For the last few days I've been working on a personal project that's been on ice for at least 6 years. Back when I first thought of the project and started implementing it, it took maybe a couple weeks to eke out some minimally working code.

This new version that I'm doing (from scratch with ChatGPT web) has a far more ambitious scope and is already at the "usable" point. Now I'm primarily solidifying things and increasing test coverage. And I've tested the key parts with IRL scenarios to validate that it's not just passing tests; the thing actually fulfills its intended function so far. Given the increased scope, I'm guessing it'd take me a few months to get to this point on my own, instead of under a week, and the quality wouldn't be where it is. Not saying I haven't had to wrangle with ChatGPT on a few bugs, but after a decent initial planning phase, my prompts now are primarily "Do it"s and "Continue"s. Would've likely already finished it if I wasn't copying things back and forth between browser and editor, and being forced to pause when I hit the message limit.

keyle 7 hours ago | parent [-]

This is a great come-back story. I have had a similar experience with a photoshop demake of mine.

I recommend to try out Opencode with this approach, you might find it less tiring than ChatGPT web (yes it works with your ChatGPT Plus sub).

Quothling 3 hours ago | parent | prev [-]

I think it comes down to "it depends". I work in a NIS2 regulated field and we're quite callenged by the fact that it means we can't give AI's any sort of real access because of the security risk. To be complaint we'd have to have the AI agent ask permission for every single thing it does, before it does it, and foureye review it. Which is obviously never going to happen. We can discuss how bad the NIS2 foureye requirement works in the real world another time, but considering how easy it is to break AI security, it might not be something we can actually ever use. This makes sense on some of the stuff we work on, since it could bring an entire powerplant down. On the flip-side AI risks would be of little concern on a lot of our internal tools, which are basically non-regulated and unimportant enough that they can be down for a while without costing the business anything beyond annoyances.

This is where our challenges are. We've build our own chatbot where you can "build" your own agent within the librechat framework and add a "skill" to it. I say "skill" because it's older than claude skills but does exactly the same. I don't completely buy the authors:

> “deeply”, “in great details”, “intricacies”, “go through everything”
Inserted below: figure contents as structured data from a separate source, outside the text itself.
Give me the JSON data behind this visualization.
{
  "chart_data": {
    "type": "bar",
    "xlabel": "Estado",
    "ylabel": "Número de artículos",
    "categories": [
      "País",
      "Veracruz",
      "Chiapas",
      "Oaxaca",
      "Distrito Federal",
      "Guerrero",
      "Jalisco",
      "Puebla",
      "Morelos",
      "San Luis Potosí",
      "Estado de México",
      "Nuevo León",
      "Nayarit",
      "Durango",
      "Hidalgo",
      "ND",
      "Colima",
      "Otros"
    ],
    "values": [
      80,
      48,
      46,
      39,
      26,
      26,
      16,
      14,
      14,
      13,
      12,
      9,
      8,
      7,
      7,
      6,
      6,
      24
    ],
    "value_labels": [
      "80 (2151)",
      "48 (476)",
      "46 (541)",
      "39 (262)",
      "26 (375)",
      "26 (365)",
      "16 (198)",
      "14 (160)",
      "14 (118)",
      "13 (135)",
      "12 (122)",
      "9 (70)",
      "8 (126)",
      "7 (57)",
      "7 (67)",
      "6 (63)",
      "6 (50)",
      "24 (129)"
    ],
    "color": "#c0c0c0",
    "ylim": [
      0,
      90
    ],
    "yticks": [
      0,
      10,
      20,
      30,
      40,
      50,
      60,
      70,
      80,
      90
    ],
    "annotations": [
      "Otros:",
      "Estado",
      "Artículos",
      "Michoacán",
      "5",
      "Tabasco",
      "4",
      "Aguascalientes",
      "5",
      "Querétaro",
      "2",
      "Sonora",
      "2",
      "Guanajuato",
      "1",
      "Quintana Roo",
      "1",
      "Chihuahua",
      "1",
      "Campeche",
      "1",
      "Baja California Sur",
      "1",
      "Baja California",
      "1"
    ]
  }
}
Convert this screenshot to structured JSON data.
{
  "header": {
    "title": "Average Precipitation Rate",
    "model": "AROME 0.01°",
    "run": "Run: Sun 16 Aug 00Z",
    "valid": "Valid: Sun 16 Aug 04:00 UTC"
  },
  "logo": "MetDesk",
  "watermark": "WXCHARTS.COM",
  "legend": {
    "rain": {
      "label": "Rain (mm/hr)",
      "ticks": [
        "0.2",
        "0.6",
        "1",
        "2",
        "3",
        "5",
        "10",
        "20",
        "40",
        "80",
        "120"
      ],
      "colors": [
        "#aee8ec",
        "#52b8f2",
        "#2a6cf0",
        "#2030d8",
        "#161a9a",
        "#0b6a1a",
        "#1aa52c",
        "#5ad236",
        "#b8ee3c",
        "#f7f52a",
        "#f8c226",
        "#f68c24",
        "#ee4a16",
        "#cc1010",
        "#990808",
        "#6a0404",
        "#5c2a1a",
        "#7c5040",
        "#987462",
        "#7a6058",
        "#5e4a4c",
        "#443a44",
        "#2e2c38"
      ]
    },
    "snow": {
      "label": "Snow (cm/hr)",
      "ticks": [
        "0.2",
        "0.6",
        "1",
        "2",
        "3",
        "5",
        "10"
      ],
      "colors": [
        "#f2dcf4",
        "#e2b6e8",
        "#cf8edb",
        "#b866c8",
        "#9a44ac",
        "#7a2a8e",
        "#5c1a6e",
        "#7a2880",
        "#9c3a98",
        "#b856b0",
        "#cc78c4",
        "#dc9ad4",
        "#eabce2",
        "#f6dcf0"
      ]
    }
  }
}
bit, but you can obviously save a lot of time by writing a piece of english which tells it what sort of environment you work in. It'll know that when I write Python I use UV, Ruff and Pyrefly and so on as an example. I personally also have a "skill" setting that tells the AI not to compliment me because I find that ridicilously annoying, and that certainly works. So who knows? Anyway, employees are going to want more. I've been doing some PoC's running open source models in isolation on a raspberry pi (we had spares because we use them in IoT projects) but it's hard to setup an isolation policy which can't be circumvented.

We'll have to figure it out though. For powerplant critical projects we don't want to use AI. But for the web tool that allows a couple of employees to upload three excel files from an external accountant and then generate some sort of report on them? Who cares who writes it or even what sort of quality it's written with? The lifecycle of that tool will probably be something that never changes until the external account does and then the tool dies. Not that it would have necessarily been written in worse quality without AI... I mean... Have you seen some of the stuff we've written in the past 40 years?